MIGNARDISES 01: HOUSE-MADE CHOCOLATE TRUFFLES
Dinner at The French Laundry always ends with a veritable onslaught of desserts. I typically make a point to try all the house made truffles but having tasted most of them before I went with my three favorites: White Chocolate Yuzu, Passion Fruit, and Salted Caramel.
MIGNARDISES 02: MACARONS
These were textbook Macrons, featuring a delicate crumbly meringue shell and a rich creamy filling. Sadly in the rush of desserts I forgot to record the flavors.
MIGNARDISES 03: CHOCOLATE COVERED MACADAMIA NUTS
The final treat of the night was a bowl of chocolate and caramel covered macadamia nuts. These aren't your typical store bought confections. The sensation of biting the thin brittle shell is an absolute joy as is the subsequent flavor, a multifaceted blend of sweet and nutty with a hint of toasty savor.
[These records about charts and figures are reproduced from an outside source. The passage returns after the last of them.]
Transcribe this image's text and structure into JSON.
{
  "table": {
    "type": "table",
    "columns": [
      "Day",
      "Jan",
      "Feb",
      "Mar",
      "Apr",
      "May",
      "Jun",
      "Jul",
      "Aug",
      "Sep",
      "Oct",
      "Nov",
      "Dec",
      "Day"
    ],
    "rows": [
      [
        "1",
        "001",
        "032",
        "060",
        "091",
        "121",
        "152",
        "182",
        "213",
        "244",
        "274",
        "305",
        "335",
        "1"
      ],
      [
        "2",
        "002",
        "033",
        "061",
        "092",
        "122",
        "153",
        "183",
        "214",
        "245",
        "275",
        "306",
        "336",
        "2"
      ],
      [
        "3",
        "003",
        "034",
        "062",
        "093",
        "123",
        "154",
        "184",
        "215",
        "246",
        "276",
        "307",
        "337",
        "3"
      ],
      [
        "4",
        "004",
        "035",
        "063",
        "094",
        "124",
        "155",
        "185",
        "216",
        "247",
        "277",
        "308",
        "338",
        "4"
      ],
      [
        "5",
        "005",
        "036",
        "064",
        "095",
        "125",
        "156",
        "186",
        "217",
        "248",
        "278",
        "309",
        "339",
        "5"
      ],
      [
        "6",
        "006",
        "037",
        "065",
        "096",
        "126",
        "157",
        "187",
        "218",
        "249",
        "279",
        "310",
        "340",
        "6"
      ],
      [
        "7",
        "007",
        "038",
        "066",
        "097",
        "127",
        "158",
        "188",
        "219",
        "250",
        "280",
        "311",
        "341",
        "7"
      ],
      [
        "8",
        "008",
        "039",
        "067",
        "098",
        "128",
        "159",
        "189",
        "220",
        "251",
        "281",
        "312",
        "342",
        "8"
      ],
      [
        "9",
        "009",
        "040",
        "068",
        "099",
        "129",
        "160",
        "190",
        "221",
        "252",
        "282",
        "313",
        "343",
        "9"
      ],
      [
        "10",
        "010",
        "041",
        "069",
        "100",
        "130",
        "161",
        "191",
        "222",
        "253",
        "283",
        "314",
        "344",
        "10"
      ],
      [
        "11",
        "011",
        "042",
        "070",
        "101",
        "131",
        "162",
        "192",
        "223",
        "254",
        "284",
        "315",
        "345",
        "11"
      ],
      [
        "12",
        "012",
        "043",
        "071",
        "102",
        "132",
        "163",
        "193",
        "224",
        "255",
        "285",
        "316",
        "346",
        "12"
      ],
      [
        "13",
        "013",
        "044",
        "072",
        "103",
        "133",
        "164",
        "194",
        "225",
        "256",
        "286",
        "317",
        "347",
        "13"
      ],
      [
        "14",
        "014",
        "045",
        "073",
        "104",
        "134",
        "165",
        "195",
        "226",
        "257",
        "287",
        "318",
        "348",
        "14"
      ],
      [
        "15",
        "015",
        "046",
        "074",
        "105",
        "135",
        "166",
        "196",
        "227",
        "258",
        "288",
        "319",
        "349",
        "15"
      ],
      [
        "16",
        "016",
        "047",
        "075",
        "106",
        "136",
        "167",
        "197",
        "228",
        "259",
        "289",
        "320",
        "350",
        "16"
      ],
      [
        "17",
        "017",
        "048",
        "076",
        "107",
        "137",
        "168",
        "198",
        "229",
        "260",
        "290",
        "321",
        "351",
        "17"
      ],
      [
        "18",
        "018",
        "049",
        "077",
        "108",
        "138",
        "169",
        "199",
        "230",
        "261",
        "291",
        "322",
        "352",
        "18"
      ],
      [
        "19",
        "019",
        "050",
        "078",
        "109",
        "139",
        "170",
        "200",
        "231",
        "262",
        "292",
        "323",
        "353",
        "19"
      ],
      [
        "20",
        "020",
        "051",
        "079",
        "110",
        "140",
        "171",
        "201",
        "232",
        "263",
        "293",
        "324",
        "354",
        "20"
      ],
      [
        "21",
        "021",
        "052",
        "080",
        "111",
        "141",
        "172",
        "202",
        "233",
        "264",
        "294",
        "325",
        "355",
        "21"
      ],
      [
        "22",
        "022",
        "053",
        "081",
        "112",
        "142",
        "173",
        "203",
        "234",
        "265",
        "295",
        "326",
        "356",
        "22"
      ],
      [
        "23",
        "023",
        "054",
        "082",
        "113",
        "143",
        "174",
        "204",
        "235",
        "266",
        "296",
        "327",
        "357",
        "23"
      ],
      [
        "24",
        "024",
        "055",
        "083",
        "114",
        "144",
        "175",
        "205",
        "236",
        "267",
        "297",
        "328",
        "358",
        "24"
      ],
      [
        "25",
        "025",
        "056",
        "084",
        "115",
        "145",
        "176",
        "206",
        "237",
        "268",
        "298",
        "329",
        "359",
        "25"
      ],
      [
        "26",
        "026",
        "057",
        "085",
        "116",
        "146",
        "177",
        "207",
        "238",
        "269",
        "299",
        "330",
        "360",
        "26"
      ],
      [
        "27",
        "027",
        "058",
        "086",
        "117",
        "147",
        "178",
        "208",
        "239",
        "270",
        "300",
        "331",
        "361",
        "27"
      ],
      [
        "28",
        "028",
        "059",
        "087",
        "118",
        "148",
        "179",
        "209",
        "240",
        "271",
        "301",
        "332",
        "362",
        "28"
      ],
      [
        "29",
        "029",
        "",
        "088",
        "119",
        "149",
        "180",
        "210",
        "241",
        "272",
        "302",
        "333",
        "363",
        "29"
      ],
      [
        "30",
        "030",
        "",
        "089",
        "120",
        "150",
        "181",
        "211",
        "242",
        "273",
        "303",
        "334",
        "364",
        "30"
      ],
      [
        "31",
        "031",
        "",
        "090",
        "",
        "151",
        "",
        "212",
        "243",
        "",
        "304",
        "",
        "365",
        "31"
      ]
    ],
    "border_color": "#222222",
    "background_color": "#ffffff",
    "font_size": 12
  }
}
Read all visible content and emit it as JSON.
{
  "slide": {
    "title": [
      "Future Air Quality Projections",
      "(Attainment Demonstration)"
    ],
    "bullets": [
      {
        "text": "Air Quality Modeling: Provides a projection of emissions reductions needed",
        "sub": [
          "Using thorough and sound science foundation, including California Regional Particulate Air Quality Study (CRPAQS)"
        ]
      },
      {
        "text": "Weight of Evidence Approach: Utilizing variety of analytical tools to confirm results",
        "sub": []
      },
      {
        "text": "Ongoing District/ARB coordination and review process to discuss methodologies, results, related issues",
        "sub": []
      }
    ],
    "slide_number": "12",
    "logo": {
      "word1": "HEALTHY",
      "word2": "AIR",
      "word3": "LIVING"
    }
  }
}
Unfortunately I'd have to say this meal was relatively on par with the last one. Again the technique and flavors were largely there but the meal felt overly heavy this time around with less bitter or tart elements for balance. Perhaps I'm just out of tune with what the chefs at Laundry are trying to accomplish or after five visits I've become a bit jaded. Despite my recent experiences, I would still suggest those who haven't been make a trip and decide for themselves.